Friday, July 29, 2022

5 Responsibility Holes

 When it comes to remotely managing a business, there are likely some responsibility holes you may have overlooked. These are areas of responsibility that require, you the owner, and only you, to properly manage. We want to eliminate these as much as possible, to maintain independence. Here are a few:

1. Hiring a Manager. If you have staff and you're remote, it likely means there is a middle layer of management. Ideally this person will stay for years and give you plenty of notice before they leave. However, they could notify you of their two weeks notice at any moment or worse, get hit by a bus. You will need to come back from wherever you are to resolve this.

Resolution. Ideally you have someone being groomed as an assistant manager at all times. I say ideally, because it's common not to have anyone in line. Second choice would be someone who could manage operations while you return to hire your next manager. We have a relatively flat organization chart to where almost anyone can do anything, provided they had a little more access.

2. Security. The day after Christmas, I got a call at 5am from the alarm company. Someone broke into my store. Would I like them to call the police? Duh. I was 400 miles away. My manager didn't answer their phone and I put out an all hands request for anyone to meet the police at the store. Thankfully a junior employee stepped up. What if they didn't? 

Resolution. Ideally the manager would be a secondary or even primary contact with the alarm company and perhaps with property management. Keeping cell phone numbers handy of all your employees as an owner, even though you probably can't imagine ever calling them, could be critical in an emergency. From 400 miles away, I was able to arrange for a board up service to get us through the holiday weekend and eventually new glass. 

3. Final Paycheck. In some states, including mine, an employee is required to get their final paycheck their last day of work. No waiting for direct deposit; pay me now or may me my daily pay for every day you're late What if you, the owner and probably only person authorized to sign checks, is out of town? This happened yesterday.

Resolution. If you know an employee is leaving, proper planning can arrange an electronic rushed payroll on their last day. This doesn't work for someone fired on the spot, who again, needs to be paid right this moment. You could authorize a manager as a check signer. You could provide some check to the manager for this purpose, either blank or signed, or perhaps you could provide a cash reserve with a receipt showing final payment. I don't have a great solution to this. Thanks California.

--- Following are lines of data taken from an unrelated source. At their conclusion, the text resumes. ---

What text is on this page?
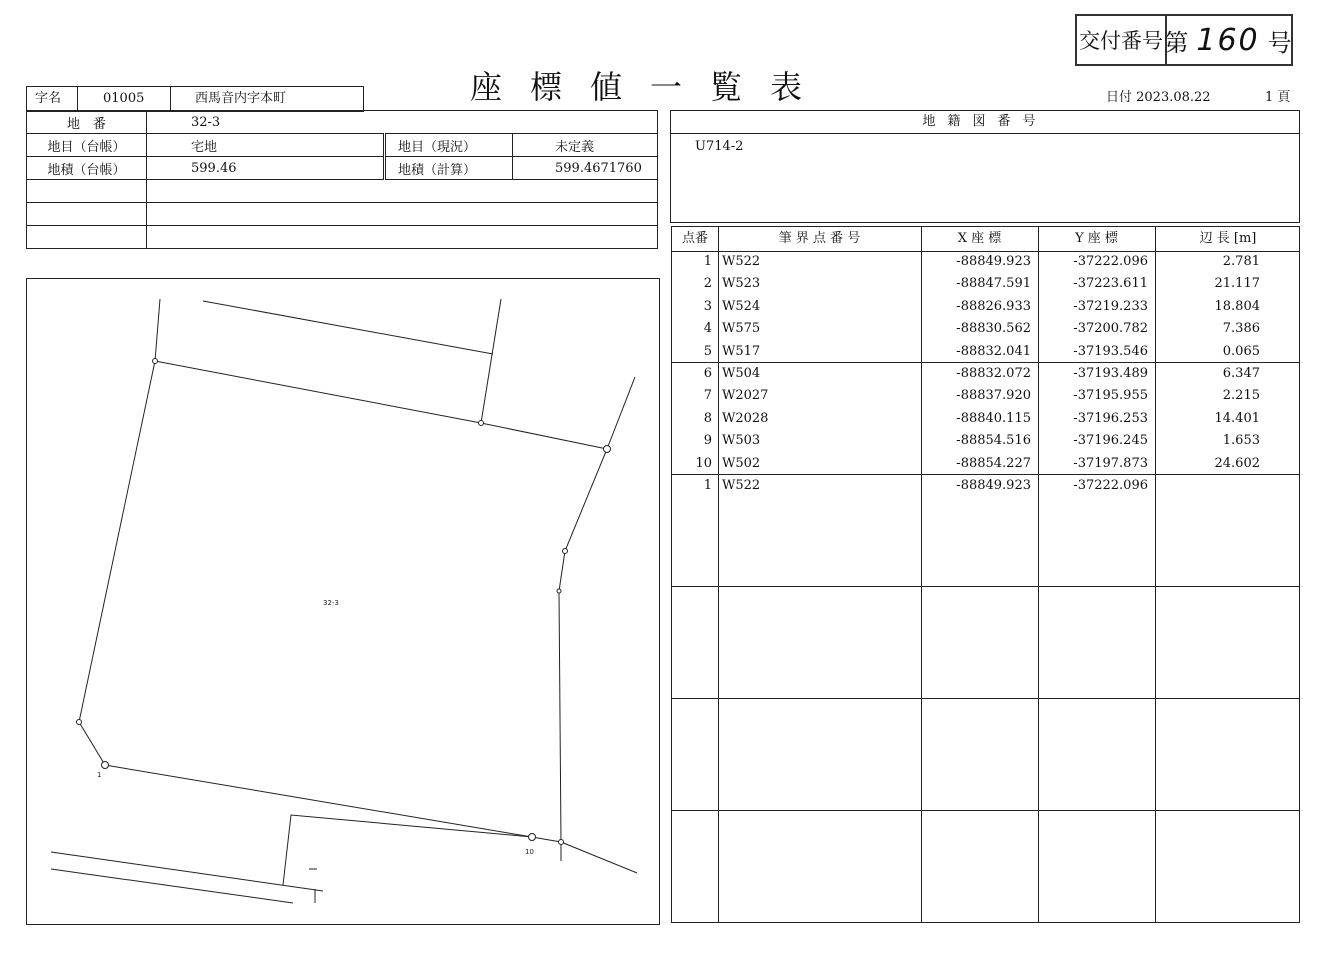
交付番号 第 160 号
座標値一覧表	日付 2023.08.22	1 頁
字名	01005	西馬音内字本町
地　番	32-3		
地目（台帳）	宅地	地目（現況）	未定義
地積（台帳）	599.46	地積（計算）	599.4671760

32-3
1
10
地籍図番号
U714-2
点番	筆 界 点 番 号	X 座 標	Y 座 標	辺 長 [m]
1 W522	-88849.923	-37222.096	2.781
2 W523	-88847.591	-37223.611	21.117
3 W524	-88826.933	-37219.233	18.804
4 W575	-88830.562	-37200.782	7.386
5 W517	-88832.041	-37193.546	0.065
6 W504	-88832.072	-37193.489	6.347
7 W2027	-88837.920	-37195.955	2.215
8 W2028	-88840.115	-37196.253	14.401
9 W503	-88854.516	-37196.245	1.653
10 W502	-88854.227	-37197.873	24.602
1 W522	-88849.923	-37222.096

4. Your Mail. It took me a couple years to start changing addresses so mail was sent to me house instead of the business.  There is still time sensitive mail that's important someone is authorized to open, notably your manager. For example: Letters from your landlord, government correspondence and unemployment audits, and one that haunted me for a week, potential lawsuits that require a quick response. 

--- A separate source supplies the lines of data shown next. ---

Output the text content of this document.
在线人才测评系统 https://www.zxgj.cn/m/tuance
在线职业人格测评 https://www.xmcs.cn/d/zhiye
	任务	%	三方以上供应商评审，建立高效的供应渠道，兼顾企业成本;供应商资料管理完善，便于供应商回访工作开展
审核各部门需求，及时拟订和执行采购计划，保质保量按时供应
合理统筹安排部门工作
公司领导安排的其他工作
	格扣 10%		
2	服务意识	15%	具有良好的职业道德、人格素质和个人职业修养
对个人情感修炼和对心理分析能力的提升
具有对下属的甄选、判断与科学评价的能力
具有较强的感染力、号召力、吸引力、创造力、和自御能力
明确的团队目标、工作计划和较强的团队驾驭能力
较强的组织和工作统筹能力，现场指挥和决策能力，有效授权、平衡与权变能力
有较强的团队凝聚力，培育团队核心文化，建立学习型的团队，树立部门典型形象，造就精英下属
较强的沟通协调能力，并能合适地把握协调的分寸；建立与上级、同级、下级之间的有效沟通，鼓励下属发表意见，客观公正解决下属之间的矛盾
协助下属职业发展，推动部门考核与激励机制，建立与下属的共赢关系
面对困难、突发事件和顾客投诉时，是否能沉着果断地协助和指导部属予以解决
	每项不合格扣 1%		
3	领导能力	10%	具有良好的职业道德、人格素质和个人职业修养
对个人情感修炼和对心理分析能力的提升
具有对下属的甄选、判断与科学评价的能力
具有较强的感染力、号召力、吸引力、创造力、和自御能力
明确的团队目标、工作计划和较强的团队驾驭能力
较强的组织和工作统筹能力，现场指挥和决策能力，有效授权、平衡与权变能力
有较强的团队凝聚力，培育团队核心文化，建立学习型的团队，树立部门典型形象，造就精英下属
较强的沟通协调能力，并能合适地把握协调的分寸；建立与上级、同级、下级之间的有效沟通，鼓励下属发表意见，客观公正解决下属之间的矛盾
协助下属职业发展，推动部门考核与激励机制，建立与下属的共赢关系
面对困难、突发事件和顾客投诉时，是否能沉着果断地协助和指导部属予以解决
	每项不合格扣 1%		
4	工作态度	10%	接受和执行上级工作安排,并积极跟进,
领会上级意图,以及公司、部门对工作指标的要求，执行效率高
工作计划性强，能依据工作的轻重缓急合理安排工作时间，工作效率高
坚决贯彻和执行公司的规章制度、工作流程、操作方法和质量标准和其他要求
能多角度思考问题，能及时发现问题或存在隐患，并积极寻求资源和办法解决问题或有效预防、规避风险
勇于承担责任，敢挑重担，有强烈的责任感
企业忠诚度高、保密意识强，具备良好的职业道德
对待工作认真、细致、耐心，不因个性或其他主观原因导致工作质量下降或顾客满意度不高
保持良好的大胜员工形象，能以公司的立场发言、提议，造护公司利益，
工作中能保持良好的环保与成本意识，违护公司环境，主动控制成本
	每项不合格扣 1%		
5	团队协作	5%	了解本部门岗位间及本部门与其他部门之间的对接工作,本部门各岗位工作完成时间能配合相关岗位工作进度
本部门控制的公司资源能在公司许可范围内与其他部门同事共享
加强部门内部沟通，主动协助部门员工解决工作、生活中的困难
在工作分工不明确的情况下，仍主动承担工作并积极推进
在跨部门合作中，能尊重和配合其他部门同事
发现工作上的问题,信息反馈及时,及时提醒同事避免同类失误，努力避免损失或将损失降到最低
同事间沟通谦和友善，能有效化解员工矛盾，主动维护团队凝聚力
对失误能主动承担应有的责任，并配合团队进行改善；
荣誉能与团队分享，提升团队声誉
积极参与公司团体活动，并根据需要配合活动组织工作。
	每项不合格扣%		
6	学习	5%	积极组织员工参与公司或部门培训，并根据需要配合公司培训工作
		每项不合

Resolution. Teach your manager to triage mail, scan and email important documents, and generally take responsibility for your physical in-box. 

5. Supplier Invoices. During my first long trip of several months, the manager would take in orders, create a spreadsheet of invoices that we shared, and I would pay invoices remotely. Some were inevitably missed. How do you avoid invoice mistakes?

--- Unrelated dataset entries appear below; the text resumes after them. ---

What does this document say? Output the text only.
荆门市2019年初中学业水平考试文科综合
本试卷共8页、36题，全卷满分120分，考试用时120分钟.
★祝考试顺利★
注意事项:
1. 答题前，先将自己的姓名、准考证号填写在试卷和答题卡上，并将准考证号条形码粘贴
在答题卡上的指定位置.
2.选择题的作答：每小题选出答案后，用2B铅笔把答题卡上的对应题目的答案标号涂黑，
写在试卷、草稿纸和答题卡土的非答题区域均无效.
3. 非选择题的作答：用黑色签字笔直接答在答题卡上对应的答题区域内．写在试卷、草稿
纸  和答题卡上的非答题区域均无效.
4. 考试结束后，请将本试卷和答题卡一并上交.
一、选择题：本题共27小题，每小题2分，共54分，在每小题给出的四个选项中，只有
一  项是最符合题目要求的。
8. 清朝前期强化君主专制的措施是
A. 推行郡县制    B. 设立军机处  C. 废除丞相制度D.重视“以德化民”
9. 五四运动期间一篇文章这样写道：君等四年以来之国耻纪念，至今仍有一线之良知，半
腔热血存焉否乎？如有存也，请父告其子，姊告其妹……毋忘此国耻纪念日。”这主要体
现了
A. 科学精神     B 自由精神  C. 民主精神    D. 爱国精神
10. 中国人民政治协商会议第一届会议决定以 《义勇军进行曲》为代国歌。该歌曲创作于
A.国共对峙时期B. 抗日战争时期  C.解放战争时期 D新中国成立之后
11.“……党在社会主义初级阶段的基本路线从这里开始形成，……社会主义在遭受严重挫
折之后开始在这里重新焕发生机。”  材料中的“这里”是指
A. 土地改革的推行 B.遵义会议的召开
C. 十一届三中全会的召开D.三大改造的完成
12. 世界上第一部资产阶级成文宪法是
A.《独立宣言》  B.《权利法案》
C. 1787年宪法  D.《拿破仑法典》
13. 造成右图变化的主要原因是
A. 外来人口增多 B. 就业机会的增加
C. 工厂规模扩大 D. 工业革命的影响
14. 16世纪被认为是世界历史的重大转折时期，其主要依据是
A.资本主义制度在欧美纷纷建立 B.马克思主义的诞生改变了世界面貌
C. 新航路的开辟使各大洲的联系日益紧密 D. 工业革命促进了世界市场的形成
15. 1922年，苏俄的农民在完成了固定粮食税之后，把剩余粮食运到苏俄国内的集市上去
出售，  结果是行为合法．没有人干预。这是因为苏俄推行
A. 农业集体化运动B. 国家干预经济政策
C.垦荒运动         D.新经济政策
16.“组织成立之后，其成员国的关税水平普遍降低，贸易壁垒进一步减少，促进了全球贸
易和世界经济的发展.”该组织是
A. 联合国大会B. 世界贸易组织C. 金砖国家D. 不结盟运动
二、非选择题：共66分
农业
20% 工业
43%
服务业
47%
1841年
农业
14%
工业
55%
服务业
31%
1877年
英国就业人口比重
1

Resolution. Moving entirely away from paper, I now track every order in a POS database with a shipping tracking number. Generally, that tracking number is part of an invoice. When there is no tracking number, it means there is no invoice, and it triggers me to query vendors. Taking complete ownership of orders means fewer steps, fewer mistakes. It's also more work. This is great until a random order shows up with no tracking or invoice, which triggers alarms from staff, at which time an exception occurs, and we resolve it. 


6. Oh F#&* Budget. What happens when you need to fly home to hire a new manager, you have a minor disaster, or Wizards of the Coast decides they don't like your furniture?

Resolution. Money in the bank. Plan to have a few thousand dollars or more to cover your return flight, emergency glass replacement at holiday rates, or other eventualities. Maybe you can even bribe your manager to stay another month. Money will buy your way out of a lot of problems. 

Anyway, those are my big holes after two years of working from home. I plan to take my first long, international trip in 2023 and I am fully aware I may need to take a flight home at any moment.